The study, published late last year in the journal Leukemia, presented the results of a phase II study involving 30 patients with Waldenström’s who received ibrutinib as their initial therapy.
A median of 50 months after the patients started taking ibrutinib, the overall response rate — the percentage of patients who benefited from the drug— was 100%. The major response rate— the percentage with a 50% or more drop in blood levels of IgM, a protein indicator of the extent of the disease— was 87%. And the very good partial response rate— the percentage whose IgM levels decreased by at least 90%— was 30%.

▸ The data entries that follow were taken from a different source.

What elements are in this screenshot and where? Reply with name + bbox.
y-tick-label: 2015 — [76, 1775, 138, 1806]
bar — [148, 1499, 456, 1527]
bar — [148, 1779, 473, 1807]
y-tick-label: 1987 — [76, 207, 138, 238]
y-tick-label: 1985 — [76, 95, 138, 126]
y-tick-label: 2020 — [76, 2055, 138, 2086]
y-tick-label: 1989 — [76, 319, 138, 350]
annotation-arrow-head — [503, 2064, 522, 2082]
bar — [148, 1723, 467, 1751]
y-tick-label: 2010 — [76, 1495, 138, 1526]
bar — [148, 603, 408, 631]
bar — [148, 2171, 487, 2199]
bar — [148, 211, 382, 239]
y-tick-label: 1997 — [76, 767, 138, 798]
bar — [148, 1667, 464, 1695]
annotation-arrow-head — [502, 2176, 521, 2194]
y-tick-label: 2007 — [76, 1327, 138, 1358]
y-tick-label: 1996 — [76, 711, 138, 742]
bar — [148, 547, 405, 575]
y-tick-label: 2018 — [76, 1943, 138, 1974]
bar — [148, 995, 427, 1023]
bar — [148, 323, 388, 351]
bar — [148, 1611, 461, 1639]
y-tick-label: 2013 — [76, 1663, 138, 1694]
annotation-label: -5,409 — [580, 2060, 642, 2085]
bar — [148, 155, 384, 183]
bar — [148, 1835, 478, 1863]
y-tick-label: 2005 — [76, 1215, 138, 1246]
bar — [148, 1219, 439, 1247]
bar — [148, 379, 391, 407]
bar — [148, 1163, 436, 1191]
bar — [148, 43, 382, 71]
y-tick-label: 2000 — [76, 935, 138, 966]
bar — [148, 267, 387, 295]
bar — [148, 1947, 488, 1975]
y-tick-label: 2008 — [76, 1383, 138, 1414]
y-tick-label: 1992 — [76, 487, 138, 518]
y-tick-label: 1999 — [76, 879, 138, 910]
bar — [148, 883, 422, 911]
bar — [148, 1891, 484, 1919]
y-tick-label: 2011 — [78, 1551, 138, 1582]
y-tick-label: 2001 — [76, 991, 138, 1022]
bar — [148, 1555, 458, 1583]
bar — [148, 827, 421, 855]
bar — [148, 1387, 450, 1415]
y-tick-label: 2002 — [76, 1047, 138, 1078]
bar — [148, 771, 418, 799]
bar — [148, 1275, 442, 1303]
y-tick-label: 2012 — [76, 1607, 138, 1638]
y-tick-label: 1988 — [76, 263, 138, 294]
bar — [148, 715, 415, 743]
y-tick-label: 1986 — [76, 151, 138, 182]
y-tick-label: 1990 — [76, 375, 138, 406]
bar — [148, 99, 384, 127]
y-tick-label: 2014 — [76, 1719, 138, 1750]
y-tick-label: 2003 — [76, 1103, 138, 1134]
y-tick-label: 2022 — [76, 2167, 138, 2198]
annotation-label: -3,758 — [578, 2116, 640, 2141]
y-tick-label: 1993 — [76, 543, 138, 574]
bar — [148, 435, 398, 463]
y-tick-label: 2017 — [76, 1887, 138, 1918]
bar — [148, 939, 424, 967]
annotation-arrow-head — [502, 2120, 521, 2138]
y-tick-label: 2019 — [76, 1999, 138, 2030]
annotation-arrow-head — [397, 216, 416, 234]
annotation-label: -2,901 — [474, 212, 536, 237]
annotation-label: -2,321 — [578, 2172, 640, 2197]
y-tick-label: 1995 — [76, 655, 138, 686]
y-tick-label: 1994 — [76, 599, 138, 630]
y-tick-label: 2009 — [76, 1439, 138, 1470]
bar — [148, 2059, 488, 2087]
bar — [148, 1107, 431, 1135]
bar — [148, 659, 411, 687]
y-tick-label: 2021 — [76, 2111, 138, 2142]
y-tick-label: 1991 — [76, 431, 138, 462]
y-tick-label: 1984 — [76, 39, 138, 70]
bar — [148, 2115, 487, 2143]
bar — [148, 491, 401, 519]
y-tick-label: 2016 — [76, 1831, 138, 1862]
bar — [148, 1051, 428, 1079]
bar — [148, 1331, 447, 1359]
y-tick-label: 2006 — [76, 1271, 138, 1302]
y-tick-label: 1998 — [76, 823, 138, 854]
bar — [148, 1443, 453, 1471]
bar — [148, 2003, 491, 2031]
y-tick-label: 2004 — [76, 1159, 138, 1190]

The drug proved to be fast-acting. The median time that patients showed a minor response after beginning ibrutinib was .9 months, and the median time to a major response was 1.9 months.
The duration of ibrutinib’s benefits was impressive as well. Four years after starting the therapy, 76% of the trial participants were alive with no worsening of their cancer.
“It’s not unusual for drugs that are effective in patients with relapsed cancers to be even more successful in previously untreated patients,” says Jorge Castillo, MD, who led the study with Dana-Farber colleague Steven Treon, MD, PhD. “The results of this study establish ibrutinib as one of the most active single-drug treatments for patients with Waldenström’s.”
Understanding Waldenström macroglobulinemia
Waldenström macroglobulinemia is a rare, slow-growing lymphoma of B cells that accounts for about 2% of all cases of non-Hodgkin lymphoma. It usually affects older adults and can cause sharp declines in red and white blood cell and platelet counts.
One of the molecular hallmarks of the disease is the activation of the Bruton tyrosine kinase, or BTK, protein pathway, which promotes the survival of lymphoma cells. Ibrutinib binds to the BTK protein, hampering the growth and proliferation of B cells. In the early 2000s, researchers found that it kills laboratory lines of Waldenström cells, leading to clinical trials of the drug in patients.
The early laboratory work showed that Waldenström cells with mutations in the CXCR4 gene tended to be less susceptible to ibrutinib. In the new paper, Castillo, Treon, and their associates found that the very good partial response rate was significantly lower in patients whose tumor cells harbored CXCR4 mutations, and it often took longer for them to achieve a major response.
The most common side effects of ibrutinib treatment were fatigue, upper respiratory infection, and bruising. Twenty percent of patients experienced atrial fibrillation, or irregular heartbeat.
With the new study, ibrutinib joins chemotherapy and certain combination-drug regimens as a standard primary therapy for patients with Waldenström’s, the study authors say.
“The results of ibrutinib treatment are very much in line with what can be achieved with other options,” Castillo states.
The decision of which treatment to use is best made by doctors in consultation with patients.
“The best treatment is personalized treatment,” Castillo says, “in which the patient knows and understands the potential benefits and risks of each option and has the information necessary to make the decision that’s right for them.”